The Ajax Myth

Mis-​​Information Week per­petu­ates the myth that Web 2.0 is all about AJAX. The stand­first to the article lays the ground­work, sug­gesting that this is purely about tech­no­lo­gies, when surely approaches would be a better way to begin:

To bring your site into the Web 2.0 world, you need to know about Ajax, ActiveX, RSS, and other key technologies.

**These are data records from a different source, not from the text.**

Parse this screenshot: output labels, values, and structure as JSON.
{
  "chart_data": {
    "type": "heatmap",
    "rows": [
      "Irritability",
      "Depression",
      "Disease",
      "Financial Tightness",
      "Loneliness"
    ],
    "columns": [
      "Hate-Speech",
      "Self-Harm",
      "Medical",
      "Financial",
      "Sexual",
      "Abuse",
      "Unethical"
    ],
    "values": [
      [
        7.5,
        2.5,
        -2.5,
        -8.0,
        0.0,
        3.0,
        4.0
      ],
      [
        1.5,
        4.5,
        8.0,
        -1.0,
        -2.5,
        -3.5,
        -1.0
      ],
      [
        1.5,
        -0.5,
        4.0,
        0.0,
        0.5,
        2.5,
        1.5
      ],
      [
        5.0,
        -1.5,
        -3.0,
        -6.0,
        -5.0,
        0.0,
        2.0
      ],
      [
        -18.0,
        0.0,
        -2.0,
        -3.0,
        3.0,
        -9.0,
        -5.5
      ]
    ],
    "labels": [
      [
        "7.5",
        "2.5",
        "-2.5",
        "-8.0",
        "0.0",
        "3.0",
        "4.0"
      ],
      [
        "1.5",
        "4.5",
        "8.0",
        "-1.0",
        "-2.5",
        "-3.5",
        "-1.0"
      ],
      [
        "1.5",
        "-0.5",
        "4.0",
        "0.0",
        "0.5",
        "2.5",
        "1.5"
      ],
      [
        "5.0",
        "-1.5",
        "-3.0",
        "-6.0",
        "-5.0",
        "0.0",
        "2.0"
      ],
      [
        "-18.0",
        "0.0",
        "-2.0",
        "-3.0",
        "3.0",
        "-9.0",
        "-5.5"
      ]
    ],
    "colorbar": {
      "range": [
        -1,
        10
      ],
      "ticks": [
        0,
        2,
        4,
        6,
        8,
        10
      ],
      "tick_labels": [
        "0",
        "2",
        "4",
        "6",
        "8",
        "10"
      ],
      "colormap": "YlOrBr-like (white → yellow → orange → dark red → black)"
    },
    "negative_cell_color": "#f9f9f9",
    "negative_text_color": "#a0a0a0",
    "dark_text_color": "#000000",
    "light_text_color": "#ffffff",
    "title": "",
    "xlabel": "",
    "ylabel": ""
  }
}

As the intro confirms, this brave new world of Web 2.0 is sup­posedly all about appear­ances: “you ignore the new lingo at your own peril; enter­prises that put up plain-​​Jane Web sites today risk turning away the more dis­cerning browsing customer.” But it’s not just about AJAX. Oh no. It’s also about lit­tering your site with point­less bling: clever developers “spice up content and make their sites more dynamic … Use polls, surveys, RSS feeds, and tag rolls.” (OK, I’ll allow them RSS feeds as important).

Only on page four of four is there a hat-​​tip to the idea that the way sites work with users might have the least import­ance: “I also include social aspects and smaller, light­weight com­pon­ents as keys to Web 2.0,” says Tony Karrer, the CEO of TechEmpower.

I have to assume that the piece was either poorly com­mis­sioned or subbed rather heavily, since the author, David Strom, is actually a lot better informed than this piece suggests.

Anyway, back to the point. No, it is not about AJAX. It’s not really about lan­guages at all. You could write an applic­a­tion in fridge magnets and it could still be called Web 2.0 if it meets other criteria (light­weight models, per­petual beta, read/​write access, col­lective intel­li­gence, etc). Yes, a rich inter­face is also an important part of the idea, because that enhances usab­ility — the human angle again, see? And those rich inter­faces are some­thing that AJAX facil­it­ates. But that’s all it is, part of the toolbox. No-​​one, to my mind, has put this point better than Socialtext’s Ross Mayfield:

I’d bet the future is less the Matrix than Soylent Green. Less semantic fuzz than social dis­covery. Less arti­fi­cial intel­li­gence than human intel­li­gence. Less auto­ma­tion and more augmentation.

Soylent Green is a 1973 Charlton Heston movie. At the end, he dis­covers that the new miracle food from the Soylent cor­por­a­tion is made of dead bodies. “Soylent Green Is People!” he bellows to an unhearing crowd in the last line. The same is true of 2.0 applic­a­tions and sites.